Posted 17 Jun 2000 at 08:18 UTC by schoen Share This

The hacker and PTF founder Rich Morin posted a link to a draft of an article about packaging, documentation, and metadata. I think it will be of interest to some people here.

The link was sent to the FSB list and some other places. The article talks about modular systems and problems in documenting various aspects of how components are meant to be put together. There is some further commentary on the "cars with hoods welded shut" theme (mechanics also need comprehensive documenation and parts lists, to work efficiently), discussion of "metadata" about software packages (not quite the same thing as filesystem metadata), talks about successful techniques and interesting trends, and finally makes a very ambitious proposal for unifying all sorts of things.

The article is called "Integrating package management and documentation". Have a look if you're interested; it just had an "Advogato feel" about it when I saw it.

Some people will say "oh, no, not another ambitious proposal", but even if you don't have a taste for ambitious proposals, you may find something interesting here. If so, Rich Morin would like comments on his draft.


Ideas along the same line - DB, posted 20 Jun 2000 at 16:23 UTC by craig » (Apprentice)

I don't necessarily know a lot about automake/configure, but it seems to me everyone wants to replace the existing tools. This makes some sense, but in another sense, they seem to be perfectly good tools that everyone is used to.

Why don't we build a database, that can store all this information that configure, or debian's .deb packaging needs, or BSD's configuration needs, and then have output plugins for each different type of data.

so for isntance, there is a uniform way to put this data IN the DB, then once it's inside the Database, we have different output formats, a browseable repository , say on the web or something, and then these plugins for configure scripts, or automake, or what have you.

just a suggestion. Myabe someday I'll have some time to even play with this idea.

Encurage him, it's good., posted 20 Jun 2000 at 16:37 UTC by Ankh » (Master)

Commando was a Good Idea: think about auto-completion of command- line options complete with an understanding that a particular option must be followed by the name of a file that already exists, for example.
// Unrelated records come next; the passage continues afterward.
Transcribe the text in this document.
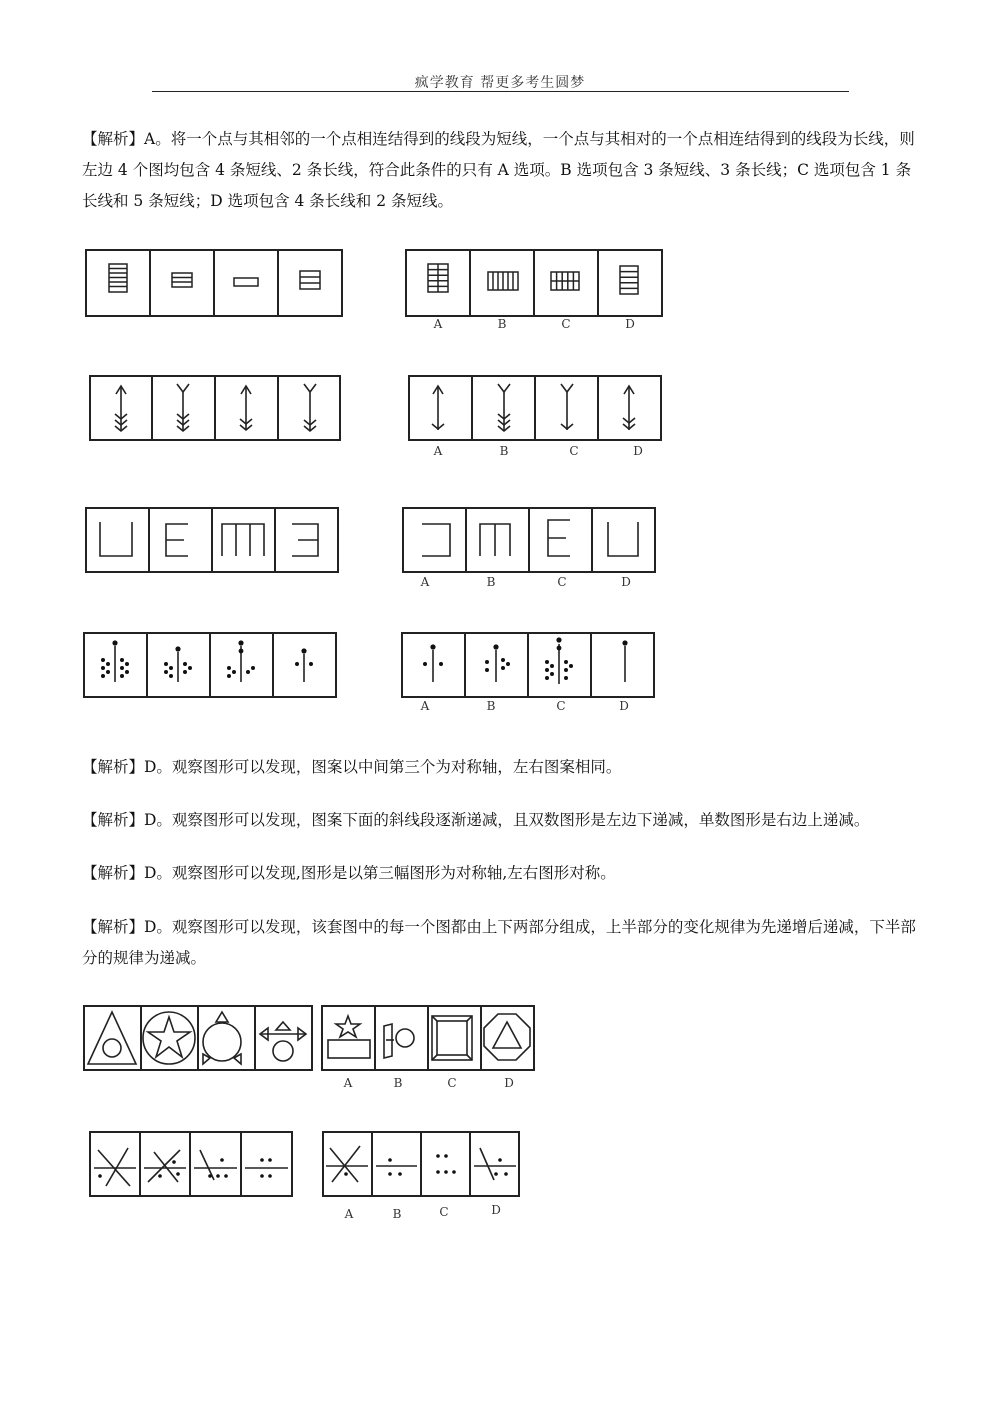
疯学教育 帮更多考生圆梦

【解析】A。将一个点与其相邻的一个点相连结得到的线段为短线，一个点与其相对的一个点相连结得到的线段为长线，则左边 4 个图均包含 4 条短线、2 条长线，符合此条件的只有 A 选项。B 选项包含 3 条短线、3 条长线；C 选项包含 1 条长线和 5 条短线；D 选项包含 4 条长线和 2 条短线。

A	B	C	D
A	B	C	D
A	B	C	D
A	B	C	D
A	B	C	D
A	B	C	D

【解析】D。观察图形可以发现，图案以中间第三个为对称轴，左右图案相同。

【解析】D。观察图形可以发现，图案下面的斜线段逐渐递减，且双数图形是左边下递减，单数图形是右边上递减。

【解析】D。观察图形可以发现,图形是以第三幅图形为对称轴,左右图形对称。

【解析】D。观察图形可以发现，该套图中的每一个图都由上下两部分组成，上半部分的变化规律为先递增后递减，下半部分的规律为递减。
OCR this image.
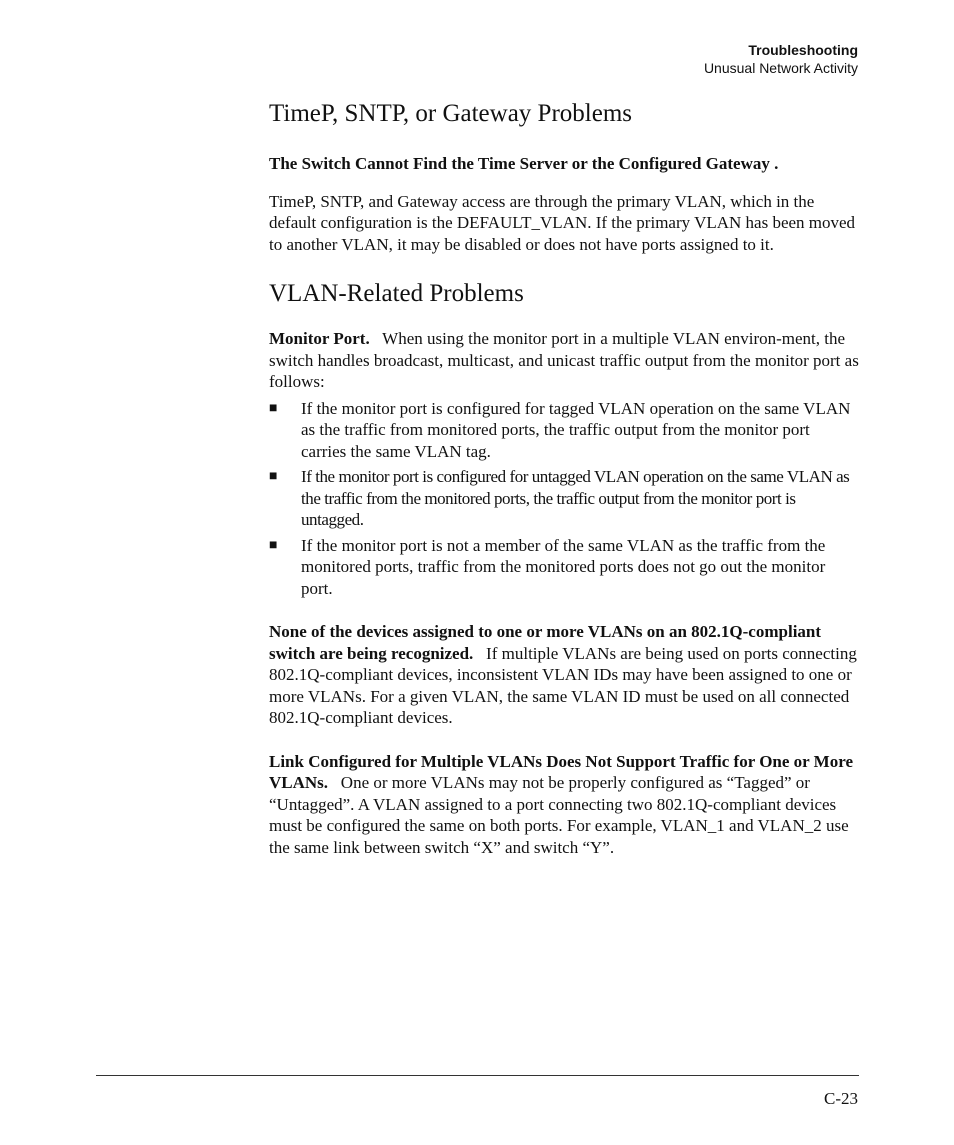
Troubleshooting
Unusual Network Activity
TimeP, SNTP, or Gateway Problems

The Switch Cannot Find the Time Server or the Configured Gateway .

TimeP, SNTP, and Gateway access are through the primary VLAN, which in the default configuration is the DEFAULT_VLAN. If the primary VLAN has been moved to another VLAN, it may be disabled or does not have ports assigned to it.

VLAN-Related Problems

Monitor Port. When using the monitor port in a multiple VLAN environ-ment, the switch handles broadcast, multicast, and unicast traffic output from the monitor port as follows:

■ If the monitor port is configured for tagged VLAN operation on the same VLAN as the traffic from monitored ports, the traffic output from the monitor port carries the same VLAN tag.
■ If the monitor port is configured for untagged VLAN operation on the same VLAN as the traffic from the monitored ports, the traffic output from the monitor port is untagged.
■ If the monitor port is not a member of the same VLAN as the traffic from the monitored ports, traffic from the monitored ports does not go out the monitor port.

None of the devices assigned to one or more VLANs on an 802.1Q-compliant switch are being recognized. If multiple VLANs are being used on ports connecting 802.1Q-compliant devices, inconsistent VLAN IDs may have been assigned to one or more VLANs. For a given VLAN, the same VLAN ID must be used on all connected 802.1Q-compliant devices.

Link Configured for Multiple VLANs Does Not Support Traffic for One or More VLANs. One or more VLANs may not be properly configured as “Tagged” or “Untagged”. A VLAN assigned to a port connecting two 802.1Q-compliant devices must be configured the same on both ports. For example, VLAN_1 and VLAN_2 use the same link between switch “X” and switch “Y”.

C-23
But generating the software from the man page isn't too good: better to generate the manual page synopsis from the code, and to have commando ask the software about options, as I think some patches to bash can do.

Rich's ideas about packaging are spot on. David Tilbrook's early work was interesting, but required too much of an idiosyncratic environment for widespread adoption.
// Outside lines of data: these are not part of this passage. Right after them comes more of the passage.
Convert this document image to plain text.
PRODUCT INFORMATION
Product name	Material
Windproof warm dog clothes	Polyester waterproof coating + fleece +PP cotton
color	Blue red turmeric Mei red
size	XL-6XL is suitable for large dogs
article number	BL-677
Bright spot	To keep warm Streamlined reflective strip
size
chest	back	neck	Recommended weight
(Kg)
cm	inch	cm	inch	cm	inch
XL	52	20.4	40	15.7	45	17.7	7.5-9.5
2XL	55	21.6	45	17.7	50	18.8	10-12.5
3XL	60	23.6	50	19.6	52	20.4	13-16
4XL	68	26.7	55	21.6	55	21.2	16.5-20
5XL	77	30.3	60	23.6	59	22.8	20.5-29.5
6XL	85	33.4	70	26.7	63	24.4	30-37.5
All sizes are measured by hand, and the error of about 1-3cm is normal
The API documentation for my lq-text package (it's in PDF) was generated from SGML comments in the C code for the various libraries involved, and I found that this was an effective way of getting me to keep the documentation up to date.

Scripting languages like Perl and Python push the code boundary: they reduce the number of people excluded from understanding the application, because the code is higher level and easier to read.

Shell scripts take this even further.

This led me to think (in 1984 or so) that the best way to write applications would be a very high level language that was easy to understand, that connected together modules that could be written in a more cryptic language (e.g. Perl), which in turn might call C code.

In this way, the top-level code becomes part of its own documentation, and not in a way (like TeX's Web) that requires the reader to understand the code.

All of this is only necessary because the computer is too stupid to be able to explain the problem well enough (in context), together with the user's needs, that it can't explain how the program is to be used. I don't expect that to change in the near future.

In the meantime, anything that helps to relate documentation, code and configuration is To Be Understood And Encouraged.